Gary Sick

Senior Research Scholar,School of International and Public Affairs
Executive Director, Gulf/2000 Project
International Affairs Building, Room 1111
Phone: 212-854-1788
ggs2@columbia.edu
http://sipa.columbia.edu/academics/directory/ggs2-fac.html

Gary Sick received a PhD from Columbia University in 1973. He is the author of All Fall Down: America's Tragic Encounter With Iran (Random House 1985) and October Surprise: America's Hostages in Iran and the Election of Ronald Reagan (Random House 1991). He is also the co-editor of four books on the Persian Gulf published by the Gulf/2000 project and Palgrave (formerly St Martin's) Press in New York.

Gary Sick served on the National Security Council under Presidents Ford, Carter, and Reagan. He was the principal White House aide for Iran during the Iranian Revolution and the hostage crisis. Sick is a captain (ret.) in the U.S. Navy, with service in the Persian Gulf, North Africa, and the Mediterranean. He was the deputy director for International Affairs at the Ford Foundation from 1982 to 1987, where he was responsible for programs relating to U.S. foreign policy, and . is a member (emeritus) of the board of Human Rights Watch in New York as well as founding chairman of its Middle East and North Africa advisory committee.

Gary Sick is the executive director of Gulf/2000, an international research project on political, economic, and security developments in the Persian Gulf.

The Gulf/2000 Project is sponsored by the School of International and Public Affairs at Columbia University in New York City. The Gulf/2000 project addresses major issues concerning the Gulf region on a multi-dimensional basis. Its four main objectives are: A) To establish a network of specialists from every Gulf country and throughout the world to exchange information and expertise on important issues, regardless of political or ideological affiliation. B) To organize a series of conferences and workshops. C) To establish and maintain an electronic library, research facility and live information exchange on the Internet, accessible to all participants in the project. D) To commission a series of research papers from experts in the field to examine long-term trends affecting the future stability and security of the Persian Gulf region. These papers serve as the intellectual agenda for the workshops and are edited and published as research texts.
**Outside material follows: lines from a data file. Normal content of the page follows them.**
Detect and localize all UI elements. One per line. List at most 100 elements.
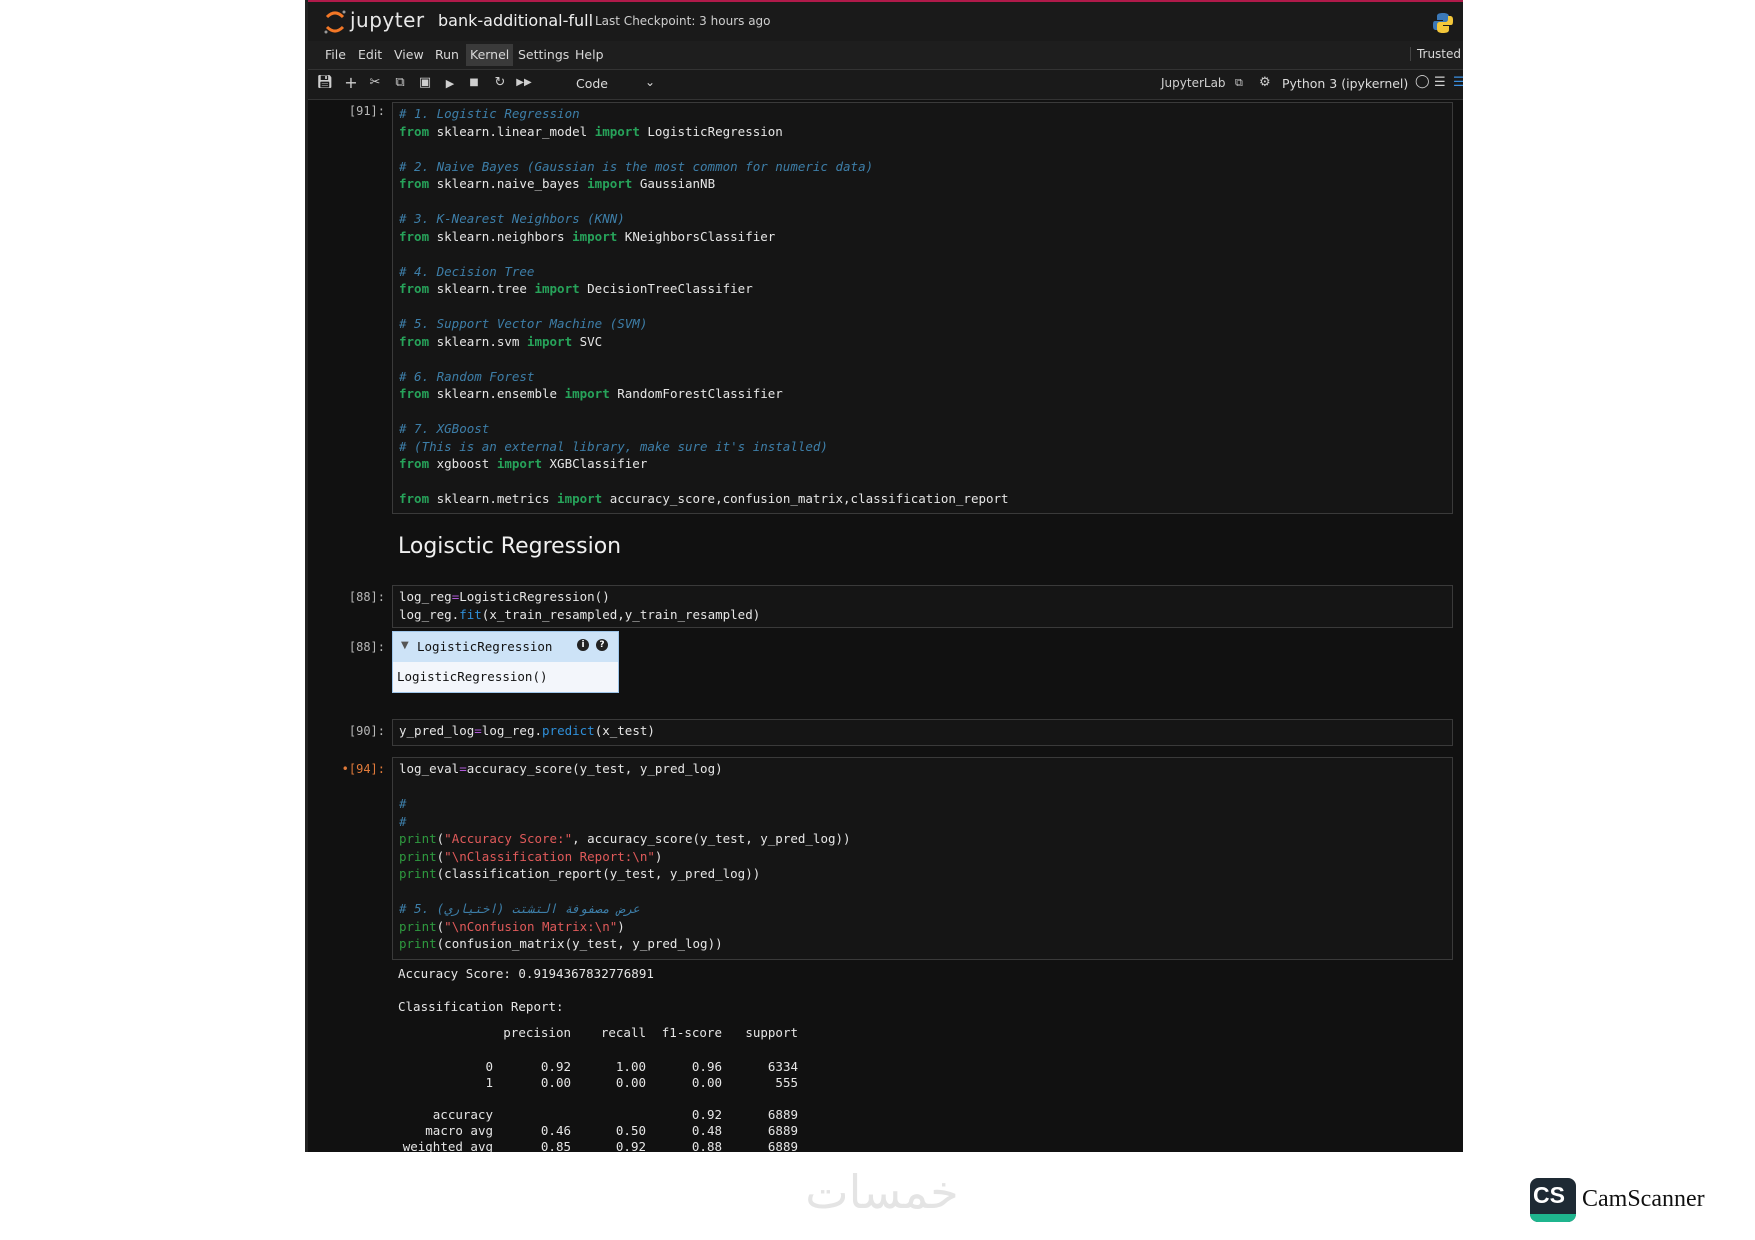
report-cell: 555 bbox=[775, 1075, 798, 1090]
report-cell: 0.48 bbox=[691, 1123, 722, 1138]
camscanner-badge: CS bbox=[1530, 1178, 1576, 1222]
report-cell: 0.88 bbox=[691, 1139, 722, 1152]
help-icon[interactable]: ? bbox=[596, 639, 608, 651]
menu-help[interactable]: Help bbox=[575, 47, 604, 62]
copy-icon[interactable]: ⧉ bbox=[391, 75, 409, 90]
report-row: accuracy 0.92 6889 bbox=[398, 1107, 798, 1123]
report-cell: 0.92 bbox=[615, 1139, 646, 1152]
report-row: weighted avg 0.85 0.92 0.88 6889 bbox=[398, 1139, 798, 1152]
code-cell-evaluate[interactable]: log_eval=accuracy_score(y_test, y_pred_l… bbox=[392, 757, 1453, 960]
property-inspector-icon[interactable]: ☰ bbox=[1453, 75, 1463, 90]
report-cell: 0.85 bbox=[540, 1139, 571, 1152]
report-spacer bbox=[398, 1091, 798, 1107]
add-cell-icon[interactable]: + bbox=[342, 73, 360, 92]
menu-run[interactable]: Run bbox=[435, 47, 459, 62]
menu-view[interactable]: View bbox=[394, 47, 424, 62]
report-cell bbox=[571, 1107, 646, 1123]
report-cell: 1.00 bbox=[615, 1059, 646, 1074]
report-cell bbox=[493, 1107, 571, 1123]
report-cell: 0.00 bbox=[615, 1075, 646, 1090]
report-cell: 6334 bbox=[767, 1059, 798, 1074]
menu-bar: File Edit View Run Kernel Settings Help … bbox=[308, 41, 1463, 70]
report-cell: 0.96 bbox=[691, 1059, 722, 1074]
menu-edit[interactable]: Edit bbox=[358, 47, 382, 62]
markdown-heading[interactable]: Logisctic Regression bbox=[398, 534, 621, 559]
cell-type-select[interactable]: Code bbox=[576, 76, 608, 91]
report-cell: 6889 bbox=[767, 1123, 798, 1138]
report-cell: 0.00 bbox=[691, 1075, 722, 1090]
save-icon[interactable]: 💾︎ bbox=[316, 75, 334, 90]
report-cell: accuracy bbox=[432, 1107, 493, 1122]
cell-prompt: [88]: bbox=[348, 590, 385, 604]
report-title: Classification Report: bbox=[398, 999, 564, 1014]
run-icon[interactable]: ▶ bbox=[441, 77, 459, 90]
notebook-toolbar: 💾︎ + ✂ ⧉ ▣ ▶ ■ ↻ ▶▶ Code ⌄ JupyterLab ⧉ … bbox=[308, 70, 1463, 100]
estimator-widget[interactable]: ▼ LogisticRegression i ? LogisticRegress… bbox=[392, 631, 619, 693]
report-cell: 0.50 bbox=[615, 1123, 646, 1138]
stop-icon[interactable]: ■ bbox=[465, 77, 483, 88]
python-logo-icon bbox=[1433, 13, 1453, 33]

The initial inspiration and startup funding for the project was provided by the W. Alton Jones Foundation and the Rockefeller Foundation. Today, major funding is provided by the Ford Foundation, with additional support from the John D. and Catherine T. MacArthur Foundation, the Carnegie Corporation of New York, The Open Society Institute of the Soros Foundation, and the ExxonMobil Foundation. The project is not associated with any government.